Governing the $5 Trillion Economy
Oxford University Press, New York, NY, USA, 1989, viii + 145 pp., $17.95.
Herbert Stein’s essay provides a welcome perspective to the current debate concerning the United States federal fiscal deficit. He argues persuasively that focusing exclusively on balancing the federal budget deficit is inappropriate. Not only does the “correct” definition of the deficit depend on the purpose to which the measure is being applied and the magnitude, but also to the structure of federal expenditures and revenues. Hence, the author argues for budgeting the GNP, which may or may not involve balancing the federal budget. In particular, he emphasizes the need to improve federal decisionmaking by enhancing the quality of information used in the decisionmaking process. He finds the current situation to be one of serious misallocation of resources that could endanger national security and the future quality of life in America. Professor Stein sets the ongoing process of budget reform against this background and suggests changes to budgetary procedures with a view to improving decisionmaking. Specifically, he recommends employing a four-year budget framework within which the deficit would be treated as a variable like any other. The value of this essay may lie less in the specific recommendations that the author advances than in the insights he can offer into the budgetary process.
The MIT Press, Cambridge, MA, USA, 1989, ix + 117 pp., 17.50.
This slim volume is a publication of the Lionel Robbins Lectures given at the London School of Economics by Krugman, and presents an exposition of his views on the exchange rate instability of major currencies in the 1980s. As always, Krugman’s views are provocative and well presented. His theme is a familiar one, emphasizing the role of imperfect goods and capital markets integration as a cause and effect of exchange rate instability. More surprising—in view of his earlier works on the need for further US dollar adjustment—is his advocacy for an eventual return to an adjustable-peg system. His argument is based upon the ineffectiveness of exchange rate volatility in affecting trade and the inefficiency of foreign exchange markets. However, proponents of fixed exchange rates and target zones are likely to be disappointed by his belief that an international monetary reform should be delayed until exchange rates have stabilized.
Georg Koopmann, Klaus Matthies, and Beate Reszat
Oil and the International Economy:
Lessons from Two Price Shocks
Transaction Books, New Brunswick, New Jersey, USA, 1989, 451 pp., $24.95.
This book is based on a report by the HWWA-lnstitut fur Wirtschaftsforschung, Hamburg, on the economic policy consequences of rising oil prices, with references especially to the Federal Republic of Germany.
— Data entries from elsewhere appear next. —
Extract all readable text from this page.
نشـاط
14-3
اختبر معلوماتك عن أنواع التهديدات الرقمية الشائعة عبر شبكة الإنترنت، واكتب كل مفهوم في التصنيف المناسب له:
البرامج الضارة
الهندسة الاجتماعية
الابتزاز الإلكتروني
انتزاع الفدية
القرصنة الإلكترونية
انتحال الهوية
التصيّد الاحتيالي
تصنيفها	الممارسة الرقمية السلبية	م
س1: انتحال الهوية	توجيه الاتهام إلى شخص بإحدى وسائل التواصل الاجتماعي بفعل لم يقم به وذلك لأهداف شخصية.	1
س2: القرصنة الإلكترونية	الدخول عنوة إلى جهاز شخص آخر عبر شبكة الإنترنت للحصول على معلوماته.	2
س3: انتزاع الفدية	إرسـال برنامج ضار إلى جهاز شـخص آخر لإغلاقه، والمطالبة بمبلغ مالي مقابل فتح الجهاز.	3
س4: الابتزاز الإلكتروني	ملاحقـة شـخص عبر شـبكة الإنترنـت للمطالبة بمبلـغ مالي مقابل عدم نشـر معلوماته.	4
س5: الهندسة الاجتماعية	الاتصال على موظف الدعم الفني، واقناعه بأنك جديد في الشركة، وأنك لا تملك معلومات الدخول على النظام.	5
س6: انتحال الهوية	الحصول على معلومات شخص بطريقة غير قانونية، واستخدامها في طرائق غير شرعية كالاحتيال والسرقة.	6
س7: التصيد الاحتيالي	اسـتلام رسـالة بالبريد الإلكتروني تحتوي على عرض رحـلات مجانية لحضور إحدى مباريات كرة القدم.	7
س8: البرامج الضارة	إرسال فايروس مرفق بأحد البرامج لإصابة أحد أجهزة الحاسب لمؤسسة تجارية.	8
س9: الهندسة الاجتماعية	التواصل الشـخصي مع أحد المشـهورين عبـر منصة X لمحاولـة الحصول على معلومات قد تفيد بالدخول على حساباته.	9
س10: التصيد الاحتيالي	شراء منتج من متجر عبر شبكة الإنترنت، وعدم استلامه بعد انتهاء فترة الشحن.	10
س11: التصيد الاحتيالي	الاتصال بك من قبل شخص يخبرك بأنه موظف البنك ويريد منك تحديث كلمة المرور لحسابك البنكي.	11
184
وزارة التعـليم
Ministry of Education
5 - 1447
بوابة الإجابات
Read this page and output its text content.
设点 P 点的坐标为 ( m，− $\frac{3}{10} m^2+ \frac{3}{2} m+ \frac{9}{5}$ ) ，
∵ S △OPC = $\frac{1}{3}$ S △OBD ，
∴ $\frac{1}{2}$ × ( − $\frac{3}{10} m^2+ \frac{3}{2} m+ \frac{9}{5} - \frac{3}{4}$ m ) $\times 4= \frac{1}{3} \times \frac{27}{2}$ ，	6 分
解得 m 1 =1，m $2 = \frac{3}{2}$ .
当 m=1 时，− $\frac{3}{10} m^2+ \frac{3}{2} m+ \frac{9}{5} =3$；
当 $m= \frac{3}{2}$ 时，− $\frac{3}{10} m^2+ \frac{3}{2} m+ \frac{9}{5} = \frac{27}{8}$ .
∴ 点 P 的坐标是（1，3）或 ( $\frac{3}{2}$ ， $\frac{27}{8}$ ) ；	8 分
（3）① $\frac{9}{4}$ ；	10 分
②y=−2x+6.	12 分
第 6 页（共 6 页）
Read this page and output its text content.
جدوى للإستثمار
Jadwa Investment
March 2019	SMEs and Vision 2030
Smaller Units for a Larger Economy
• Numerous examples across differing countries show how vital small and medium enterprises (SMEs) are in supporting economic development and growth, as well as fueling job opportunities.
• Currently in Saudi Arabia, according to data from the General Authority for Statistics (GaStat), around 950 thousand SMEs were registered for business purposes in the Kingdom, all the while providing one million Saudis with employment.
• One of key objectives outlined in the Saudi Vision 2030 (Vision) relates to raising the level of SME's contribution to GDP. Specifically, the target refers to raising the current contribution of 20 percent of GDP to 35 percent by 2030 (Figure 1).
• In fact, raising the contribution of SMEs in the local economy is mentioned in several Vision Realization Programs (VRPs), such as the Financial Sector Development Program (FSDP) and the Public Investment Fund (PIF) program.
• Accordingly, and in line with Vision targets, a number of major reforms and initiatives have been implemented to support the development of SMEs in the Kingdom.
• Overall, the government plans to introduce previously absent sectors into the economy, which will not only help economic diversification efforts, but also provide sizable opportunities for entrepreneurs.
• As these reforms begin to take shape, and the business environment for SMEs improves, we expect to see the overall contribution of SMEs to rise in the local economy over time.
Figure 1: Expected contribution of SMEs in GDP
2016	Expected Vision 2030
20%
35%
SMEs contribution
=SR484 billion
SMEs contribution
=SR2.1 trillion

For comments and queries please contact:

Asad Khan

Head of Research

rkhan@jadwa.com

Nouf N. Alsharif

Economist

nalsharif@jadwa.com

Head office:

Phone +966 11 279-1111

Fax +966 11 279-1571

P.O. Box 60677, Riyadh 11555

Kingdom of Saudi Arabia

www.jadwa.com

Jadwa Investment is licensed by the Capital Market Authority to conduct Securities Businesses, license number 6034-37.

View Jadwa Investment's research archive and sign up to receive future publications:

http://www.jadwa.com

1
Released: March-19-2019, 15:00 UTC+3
The study touches upon a wide range of issues, including oil price prospects, domestic and external stabilization policies under rising oil prices, the Fund’s role in that adjustment process, and the impact of oil price increases on the trade patterns of oil exporting and oil importing countries. The authors also discuss the recycling of oil exporters’ surpluses after 1973 and propose safeguards for international financial markets in the future through measures such as improved bank supervision. The concerns that initiated the report have been somewhat overtaken by the oil price developments of the 1980s. Nonetheless, the study remains a welcome vade mecum for policies to avoid a repetition of the adjustment traumas that followed the price shocks of 1973–74 and 1979–81. The authors believe that a need to deal again with substantial real oil price increases may emerge in the 1990s.
Foreign Direct Investment and Transnational Corporations in Services
United Nations Publications, New York, NY, USA, 1989, xii + 229 pp., $26.
The substantial increase in the volume and significance of foreign direct investment in services since the 1970s has elevated their study and discussion to the global level. Trade in services is now being discussed in the Uruguay Round. The growth of services, from 25 percent of global FDI in the early 1970s to 40 percent of world stock by the mid-1980s, has been particularly evident in developed economies. This report, taken from a larger study of transnational corporations (published separately by the United Nations), notes that the growth of FDI in services has been brought about by industrial firms, as well as those active in finance and trade. It presents a wealth of data on the nature and flows of FDI in services and information on the regulatory and policy framework in which they operate.